A revelation in my young life was my first glimpse of a Lady’s Slipper in the rich humus alongside a long-dead chestnut log in a shady cove of an Appalachian forest.

It was bright yellow with delicate leaves and it appeared to have come to where it was nestling from....from absolutely nowhere !

My fellow trout-killer, Ross Lloyd said, “Oh, yes, Bill. That’s a Moccasin Flower...It’s a kinda orchid, y’ know....”

Well, no... I didn’t know at all. And Ross would not let me take it as a treasure to give to my bride, Betts. He said the rhizomes were too rare.

“They’ve ‘bout been ‘stincted !” Ross exclaimed. “You jus’ need to bring her and show her.”

So, I did. This was in the 1950s, and as we tramped through the North Carolina, East Tennessee and North Georgia mountains, we saw quite a few more cypripedium.

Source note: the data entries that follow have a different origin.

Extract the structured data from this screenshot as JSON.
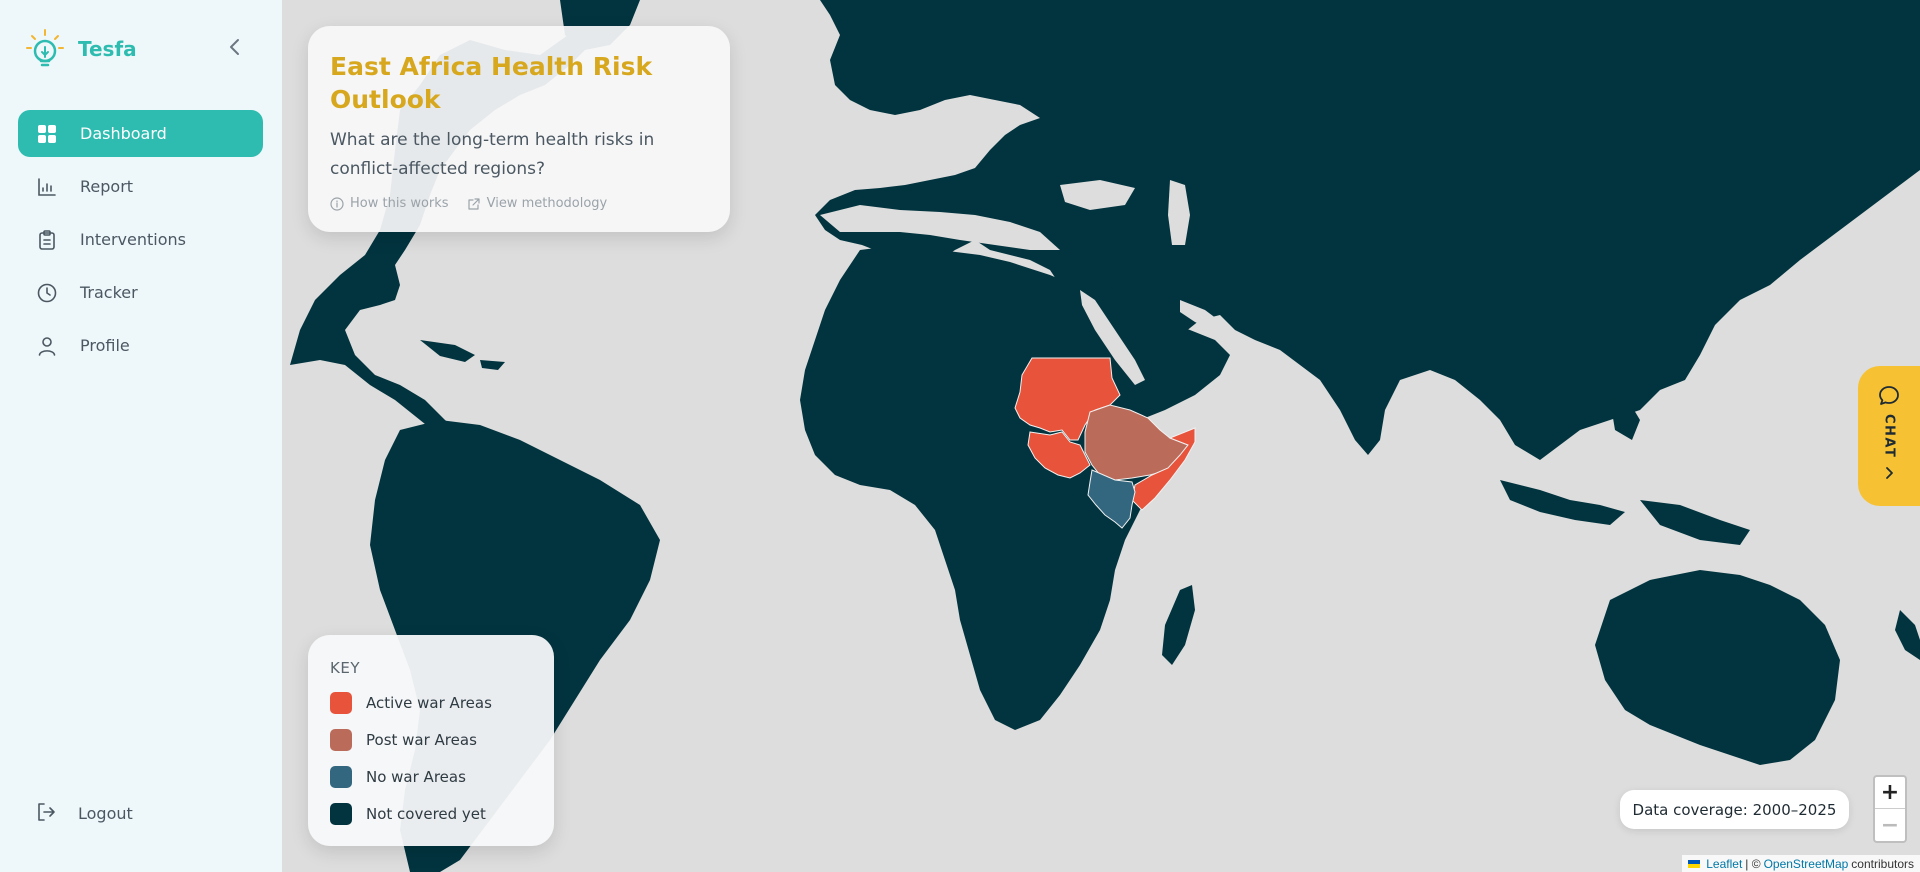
{
  "brand": {
    "name": "Tesfa",
    "logo_icon": "lightbulb-icon",
    "accent": "#2ebcb0"
  },
  "sidebar": {
    "items": [
      {
        "label": "Dashboard",
        "icon": "grid-icon",
        "active": true
      },
      {
        "label": "Report",
        "icon": "bar-chart-icon",
        "active": false
      },
      {
        "label": "Interventions",
        "icon": "clipboard-icon",
        "active": false
      },
      {
        "label": "Tracker",
        "icon": "clock-icon",
        "active": false
      },
      {
        "label": "Profile",
        "icon": "user-icon",
        "active": false
      }
    ],
    "logout_label": "Logout"
  },
  "title_card": {
    "title": "East Africa Health Risk Outlook",
    "question": "What are the long-term health risks in conflict-affected regions?",
    "how_link": "How this works",
    "method_link": "View methodology"
  },
  "key": {
    "title": "KEY",
    "items": [
      {
        "label": "Active war Areas",
        "color": "#e8533b"
      },
      {
        "label": "Post war Areas",
        "color": "#bb6b5a"
      },
      {
        "label": "No war Areas",
        "color": "#33677f"
      },
      {
        "label": "Not covered yet",
        "color": "#02343f"
      }
    ]
  },
  "coverage": "Data coverage: 2000–2025",
  "zoom": {
    "in": "+",
    "out": "−"
  },
  "attribution": {
    "leaflet": "Leaflet",
    "sep": "| ©",
    "osm": "OpenStreetMap",
    "suffix": "contributors"
  },
  "chat": {
    "label": "CHAT",
    "icon": "chat-bubble-icon"
  },
  "map": {
    "land_color": "#02343f",
    "water_color": "#dddddd",
    "regions": [
      {
        "name": "Sudan",
        "status": "Active war Areas"
      },
      {
        "name": "South Sudan",
        "status": "Active war Areas"
      },
      {
        "name": "Somalia",
        "status": "Active war Areas"
      },
      {
        "name": "Ethiopia",
        "status": "Post war Areas"
      },
      {
        "name": "Kenya",
        "status": "No war Areas"
      }
    ]
  }
}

First pink one we saw was in Whiteoak Bottoms, on the head of the Nantahala, when Betts ripped her new waders and was too waterlogged to fish, and she almost squished the specimen while she was divesting in the lee of a huge Hemlock. (That’s another tale.)

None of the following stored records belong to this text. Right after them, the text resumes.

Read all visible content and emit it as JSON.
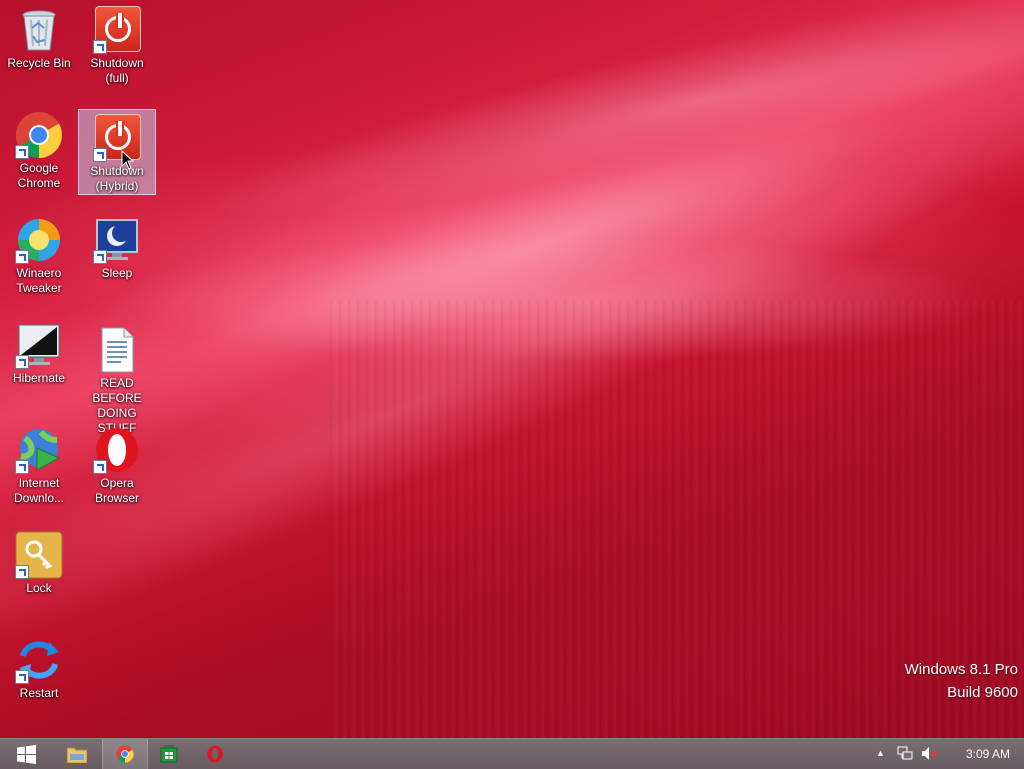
{
  "desktop": {
    "icons": [
      {
        "id": "recycle-bin",
        "label": "Recycle Bin",
        "icon": "recycle-bin-icon"
      },
      {
        "id": "shutdown-full",
        "label": "Shutdown (full)",
        "icon": "power-icon"
      },
      {
        "id": "google-chrome",
        "label": "Google Chrome",
        "icon": "chrome-icon"
      },
      {
        "id": "shutdown-hybrid",
        "label": "Shutdown (Hybrid)",
        "icon": "power-icon",
        "selected": true
      },
      {
        "id": "winaero-tweaker",
        "label": "Winaero Tweaker",
        "icon": "winaero-tweaker-icon"
      },
      {
        "id": "sleep",
        "label": "Sleep",
        "icon": "sleep-moon-icon"
      },
      {
        "id": "hibernate",
        "label": "Hibernate",
        "icon": "hibernate-monitor-icon"
      },
      {
        "id": "read-before",
        "label": "READ BEFORE DOING STUFF",
        "icon": "text-document-icon"
      },
      {
        "id": "internet-download",
        "label": "Internet Downlo...",
        "icon": "internet-download-manager-icon"
      },
      {
        "id": "opera-browser",
        "label": "Opera Browser",
        "icon": "opera-icon"
      },
      {
        "id": "lock",
        "label": "Lock",
        "icon": "key-icon"
      },
      {
        "id": "restart",
        "label": "Restart",
        "icon": "restart-arrows-icon"
      }
    ]
  },
  "watermark": {
    "line1": "Windows 8.1 Pro",
    "line2": "Build 9600"
  },
  "taskbar": {
    "buttons": [
      {
        "name": "start-button",
        "icon": "windows-logo-icon"
      },
      {
        "name": "file-explorer",
        "icon": "folder-icon"
      },
      {
        "name": "chrome",
        "icon": "chrome-icon",
        "active": true
      },
      {
        "name": "store",
        "icon": "store-icon"
      },
      {
        "name": "opera",
        "icon": "opera-icon"
      }
    ],
    "tray": {
      "overflow": "▲",
      "network": "network-icon",
      "volume": "volume-muted-icon"
    },
    "clock": "3:09 AM"
  },
  "colors": {
    "accent": "#c8102e",
    "taskbar": "#6f6267",
    "selection": "#bfcdea"
  }
}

Nowadays, since I cannot see, and therefore no one invites me to a mountain trail-trek, I do not know how “rare” the beautiful terrestrial orchids are in my Beloved Appalachians, but I would not be surprised if someone who reads this finds or sees one.

There have been about fifty kinds of terrestrial (ground-bound) cypripedium in the world. They grow in cooler places, including Alaska, Lower Siberia and in the Himalayas, certainly.

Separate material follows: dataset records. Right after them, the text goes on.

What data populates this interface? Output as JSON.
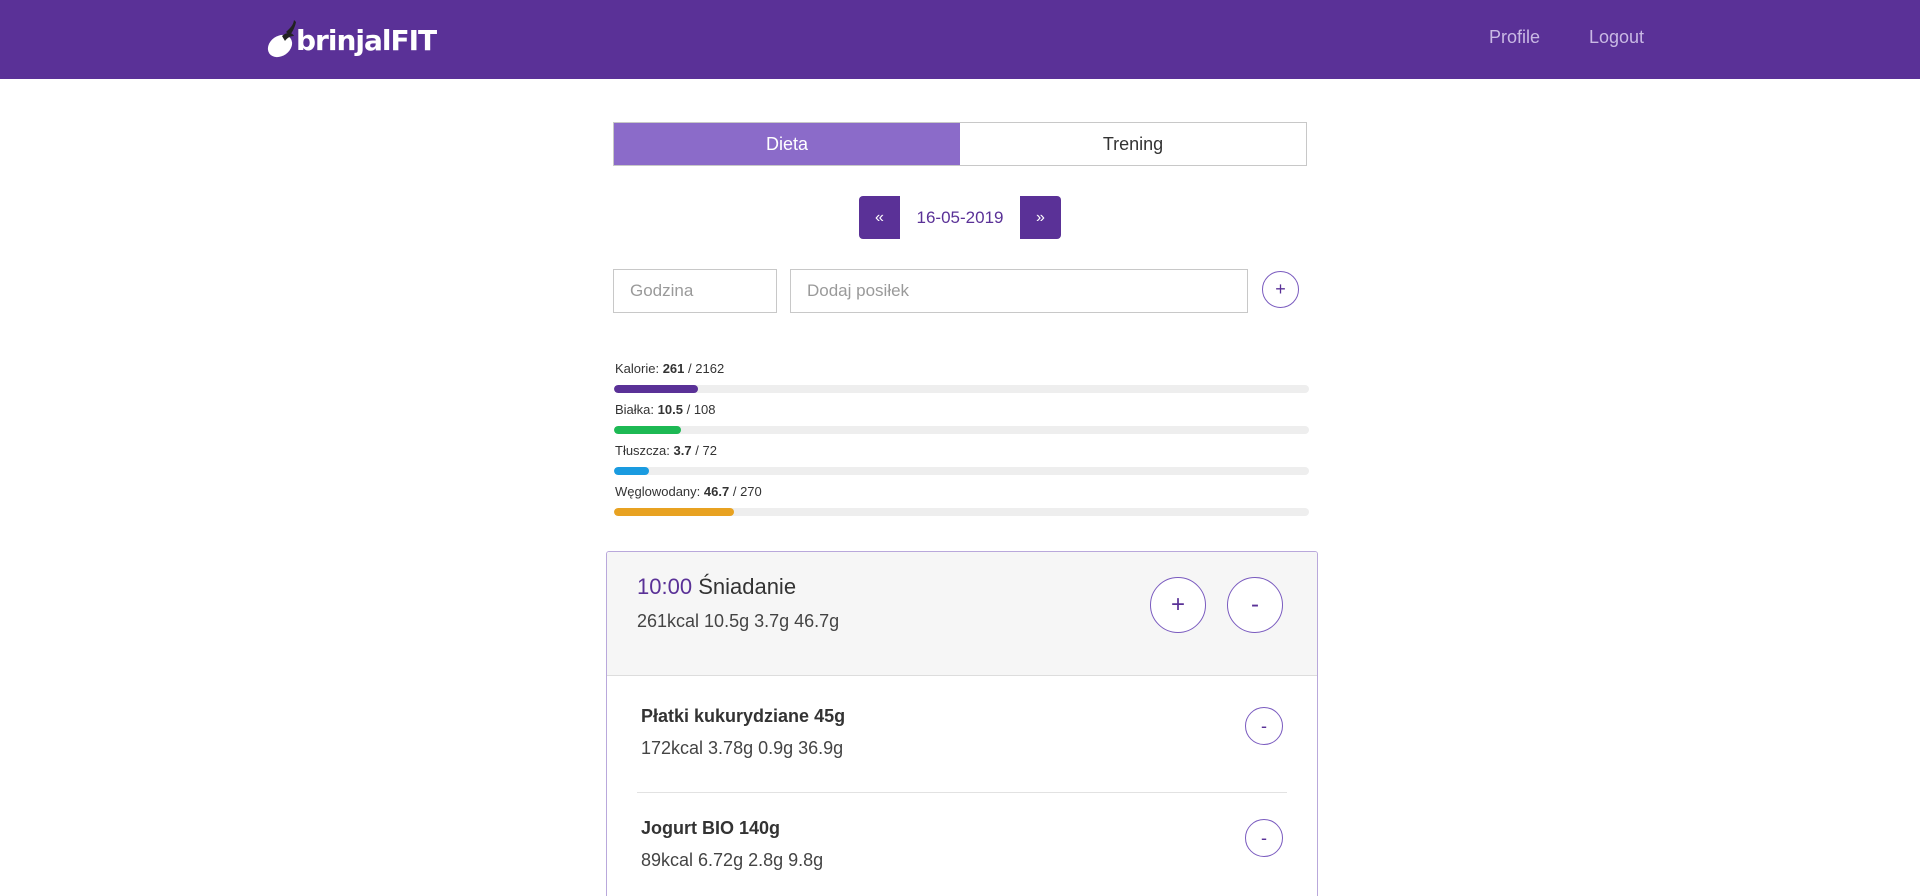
{
  "nav": {
    "brand_text": "brinjalFIT",
    "links": [
      {
        "label": "Profile"
      },
      {
        "label": "Logout"
      }
    ]
  },
  "tabs": [
    {
      "label": "Dieta",
      "active": true
    },
    {
      "label": "Trening",
      "active": false
    }
  ],
  "date_nav": {
    "prev_label": "«",
    "date": "16-05-2019",
    "next_label": "»"
  },
  "add_meal": {
    "hour_placeholder": "Godzina",
    "meal_placeholder": "Dodaj posiłek",
    "add_label": "+"
  },
  "macros": [
    {
      "label": "Kalorie:",
      "value": "261",
      "target": "/ 2162",
      "fraction": 0.121,
      "color": "#5a3197"
    },
    {
      "label": "Białka:",
      "value": "10.5",
      "target": "/ 108",
      "fraction": 0.097,
      "color": "#1db954"
    },
    {
      "label": "Tłuszcza:",
      "value": "3.7",
      "target": "/ 72",
      "fraction": 0.051,
      "color": "#1a9be0"
    },
    {
      "label": "Węglowodany:",
      "value": "46.7",
      "target": "/ 270",
      "fraction": 0.173,
      "color": "#e8a221"
    }
  ],
  "meal": {
    "time": "10:00",
    "name": "Śniadanie",
    "summary": "261kcal 10.5g 3.7g 46.7g",
    "add_label": "+",
    "remove_label": "-",
    "items": [
      {
        "name": "Płatki kukurydziane 45g",
        "macros": "172kcal 3.78g 0.9g 36.9g",
        "remove_label": "-"
      },
      {
        "name": "Jogurt BIO 140g",
        "macros": "89kcal 6.72g 2.8g 9.8g",
        "remove_label": "-"
      }
    ]
  },
  "colors": {
    "brand": "#5a3197",
    "tab_active": "#8b6bc9"
  }
}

Betts and I thought we had seen just about every Lady’s Slipper we could ever see. And, yes, she did collect one pink one and “press” it in our favorite botany book.

It was one that grew out by the edge of the road near our farm located where Tennessee, Georgia and North Carolina meet. My four horses had broken out of my small pasture, and I was herding them home, bareback with halter only) after being roundly cursed by an old man with a cleft palate. (A Pow’ful Cussin’, I Swear!!!) The horses had damaged his Roas’n’ Ears Patch.

Anyway, I had things well in hand when I looked down to my left,off the dirt road and THERE !!, shining from a low spot near an old oak stump, just off the road, was a big, fat Lady’s Slipper orchid !

I marked the place with a pine branch, and raced to get Betts. We rode back–(saddled properly this time) and that was the “specimen” that got pressed. We just KNEW some of those budding Richard Petty boys would clip it or mash it sooner or later. So, we SALVAGED it.

But the most exciting thing that ever happened in our Lady’s Slipper history was when we camped out one evening at Rice Lake in Minnesota, near the headwaters of the Mississippi. We were “camping” in the back of our station wagon...(and a jolly romp it was, I can confide !)

Some Chippewa, well heeled and well oiled , occupied an adjacent area playing cards and drinking. They were pretty loud, but not exactly threatening. Still, we moved our station wagon several hundred feet along the trail, saw a table looming in the pitch dark and just parked there.

The next morning, when she slid out to make coffee, Betts shrieked. I though she...we..were being attacked.

“LOOK ! Look !” she giggled. And when I did, I saw a WHITE cypripedium, a ghostly pale, slightly veined, delicate bloom.

Well, we took pictures. I wrote a column about it for the Atlanta Constitution (never printed because the Outdoor report was...” NOT the place for botany or horticulture, no matter HOW wild !!!”

But we didn’t care. It crowned our young lives of looking.

And, did you know...that Lady’s Slipper was the State Flower of Minnesota !!!